The original flow to purchase a restricted product
Streamlined purchase of restricted products
There are certain types of products that are used to transport water, but are not safe for human consumption, usually because of whatever the product was made out of. These items are restricted. When selling one of these items, a retailer has to make it clear that the item cannot legally be used for human consumption (otherwise known as potable water).
On Zoro.com, if a customer attempted to purchase one of these items, they would have to fill out a form before the product could be added to the cart. After purchasing, the order would be flagged. A customer service agent (CSA) would then have to manually interact with the order multiple times along its lifecycle. Most of the orders got canceled because of some unforeseen failure, ex. the form address didn't match the shipping address. While the amount of orders were small (~10,000/year), it still amounted to potentially hours of manual labor and frustrated customers.
My role: Lead UX designer
Team: Legal team, customer service team
Reduce customer frustration with canceled orders
Minimize the amount of manual processes applied to the order
I first heard of this problem while sitting with one of the CSAs during a ride along. She explained that this customer was furious because they had ordered this spigot two weeks ago and he still hadn't gotten a notification. After looking at the website, I understood how the customer might have been led to make a mistake.

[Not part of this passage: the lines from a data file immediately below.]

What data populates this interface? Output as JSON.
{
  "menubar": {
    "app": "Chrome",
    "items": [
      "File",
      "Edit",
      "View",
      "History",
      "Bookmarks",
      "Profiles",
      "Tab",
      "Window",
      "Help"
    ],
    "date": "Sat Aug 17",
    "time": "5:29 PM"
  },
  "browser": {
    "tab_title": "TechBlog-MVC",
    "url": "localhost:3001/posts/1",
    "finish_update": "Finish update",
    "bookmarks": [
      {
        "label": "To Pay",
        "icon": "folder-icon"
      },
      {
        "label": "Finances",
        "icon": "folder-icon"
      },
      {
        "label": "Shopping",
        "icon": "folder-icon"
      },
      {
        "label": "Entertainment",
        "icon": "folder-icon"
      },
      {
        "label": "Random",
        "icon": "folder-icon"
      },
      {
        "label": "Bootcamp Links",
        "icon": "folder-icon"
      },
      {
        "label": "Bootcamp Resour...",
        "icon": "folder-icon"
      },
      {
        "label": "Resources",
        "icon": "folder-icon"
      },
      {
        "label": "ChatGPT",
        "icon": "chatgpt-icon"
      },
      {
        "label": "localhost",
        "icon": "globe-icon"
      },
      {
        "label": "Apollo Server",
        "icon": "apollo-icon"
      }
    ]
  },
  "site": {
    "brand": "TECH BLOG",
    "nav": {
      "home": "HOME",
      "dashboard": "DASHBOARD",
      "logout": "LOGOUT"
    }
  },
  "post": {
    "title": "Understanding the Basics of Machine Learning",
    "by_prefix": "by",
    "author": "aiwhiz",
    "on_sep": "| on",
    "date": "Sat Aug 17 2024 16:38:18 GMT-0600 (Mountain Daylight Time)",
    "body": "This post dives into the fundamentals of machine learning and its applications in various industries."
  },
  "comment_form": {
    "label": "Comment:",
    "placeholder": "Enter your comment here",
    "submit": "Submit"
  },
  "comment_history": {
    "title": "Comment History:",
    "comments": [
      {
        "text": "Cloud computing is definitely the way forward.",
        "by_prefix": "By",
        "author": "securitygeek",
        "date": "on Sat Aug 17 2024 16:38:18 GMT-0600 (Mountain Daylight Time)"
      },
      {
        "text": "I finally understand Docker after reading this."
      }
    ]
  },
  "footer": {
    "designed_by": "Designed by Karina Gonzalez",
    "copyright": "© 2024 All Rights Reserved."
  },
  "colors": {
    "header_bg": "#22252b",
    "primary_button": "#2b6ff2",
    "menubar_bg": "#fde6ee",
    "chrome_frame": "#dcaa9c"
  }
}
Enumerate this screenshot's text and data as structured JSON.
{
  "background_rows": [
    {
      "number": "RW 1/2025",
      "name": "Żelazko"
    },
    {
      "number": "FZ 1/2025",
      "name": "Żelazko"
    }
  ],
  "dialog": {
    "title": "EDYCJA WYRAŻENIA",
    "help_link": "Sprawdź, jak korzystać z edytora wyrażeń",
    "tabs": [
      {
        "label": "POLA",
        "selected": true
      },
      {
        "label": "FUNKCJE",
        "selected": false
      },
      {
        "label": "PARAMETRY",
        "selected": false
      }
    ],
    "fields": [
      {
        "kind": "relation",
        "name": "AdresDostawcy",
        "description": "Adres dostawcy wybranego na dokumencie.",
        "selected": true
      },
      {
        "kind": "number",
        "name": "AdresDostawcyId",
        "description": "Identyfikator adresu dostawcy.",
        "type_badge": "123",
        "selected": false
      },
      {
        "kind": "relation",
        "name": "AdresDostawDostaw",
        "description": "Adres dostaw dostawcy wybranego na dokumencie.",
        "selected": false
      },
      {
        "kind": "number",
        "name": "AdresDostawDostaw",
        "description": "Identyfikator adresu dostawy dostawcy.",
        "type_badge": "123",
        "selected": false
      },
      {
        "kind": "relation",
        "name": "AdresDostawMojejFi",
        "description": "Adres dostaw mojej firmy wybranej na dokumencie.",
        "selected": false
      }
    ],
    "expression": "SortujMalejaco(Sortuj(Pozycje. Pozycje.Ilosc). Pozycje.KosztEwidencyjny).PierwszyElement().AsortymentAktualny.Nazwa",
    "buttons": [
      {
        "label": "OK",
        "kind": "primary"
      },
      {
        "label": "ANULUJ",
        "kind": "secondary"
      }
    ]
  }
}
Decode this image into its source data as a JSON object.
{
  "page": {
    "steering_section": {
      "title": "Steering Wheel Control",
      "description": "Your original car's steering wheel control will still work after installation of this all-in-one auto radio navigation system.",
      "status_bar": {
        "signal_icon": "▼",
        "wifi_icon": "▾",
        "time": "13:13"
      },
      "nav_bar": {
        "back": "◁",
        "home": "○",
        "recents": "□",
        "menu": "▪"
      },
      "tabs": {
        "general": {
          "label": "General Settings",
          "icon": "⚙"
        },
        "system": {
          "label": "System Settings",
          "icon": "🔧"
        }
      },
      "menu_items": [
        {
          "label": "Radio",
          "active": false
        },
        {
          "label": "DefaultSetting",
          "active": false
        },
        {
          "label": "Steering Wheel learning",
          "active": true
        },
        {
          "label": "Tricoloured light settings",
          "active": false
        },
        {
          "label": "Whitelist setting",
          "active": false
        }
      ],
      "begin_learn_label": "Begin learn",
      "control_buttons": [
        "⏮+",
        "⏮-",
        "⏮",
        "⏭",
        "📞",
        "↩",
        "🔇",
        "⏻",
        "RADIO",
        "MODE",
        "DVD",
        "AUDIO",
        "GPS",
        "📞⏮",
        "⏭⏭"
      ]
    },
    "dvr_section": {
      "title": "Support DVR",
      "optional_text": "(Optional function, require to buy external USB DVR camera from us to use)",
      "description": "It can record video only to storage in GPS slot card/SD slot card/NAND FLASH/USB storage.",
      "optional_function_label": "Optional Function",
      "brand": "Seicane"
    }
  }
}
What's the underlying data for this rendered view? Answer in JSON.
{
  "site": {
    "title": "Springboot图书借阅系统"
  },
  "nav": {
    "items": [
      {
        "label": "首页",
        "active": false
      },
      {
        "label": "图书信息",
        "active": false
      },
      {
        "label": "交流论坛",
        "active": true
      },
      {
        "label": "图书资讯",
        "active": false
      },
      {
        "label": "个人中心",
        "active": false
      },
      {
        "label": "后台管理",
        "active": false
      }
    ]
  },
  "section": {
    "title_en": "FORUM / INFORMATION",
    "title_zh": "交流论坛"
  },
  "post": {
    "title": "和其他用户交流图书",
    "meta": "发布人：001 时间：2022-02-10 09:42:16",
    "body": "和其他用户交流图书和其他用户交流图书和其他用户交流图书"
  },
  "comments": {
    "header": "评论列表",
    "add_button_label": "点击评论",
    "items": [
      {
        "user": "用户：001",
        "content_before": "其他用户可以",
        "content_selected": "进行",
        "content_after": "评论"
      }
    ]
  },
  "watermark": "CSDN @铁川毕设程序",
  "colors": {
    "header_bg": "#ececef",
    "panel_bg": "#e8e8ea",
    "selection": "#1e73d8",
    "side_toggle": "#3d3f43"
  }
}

I mapped out the current flow from the customer side (red arrows) and from the CSA side (blue arrows), to determine the major pain points:
The customer jumped through several hoops on the product page, including digitally signing a poorly worded agreement
The CSA then had to manually check every single order and may even call the customer.
After researching competitors and the parent company, I came up with a draft flow and design. I reviewed it with the legal team to make sure that the company was still protected against lawsuits. They approved the flow.
Clarified the purchase for the customer
Eliminated manual processes
Maintained legal protection for the company
Unfortunately, this project never got prioritized for development. There were many projects vying for resources and, because these restricted products made up such a low number of overall purchases, there just wasn't a demand to fix the process.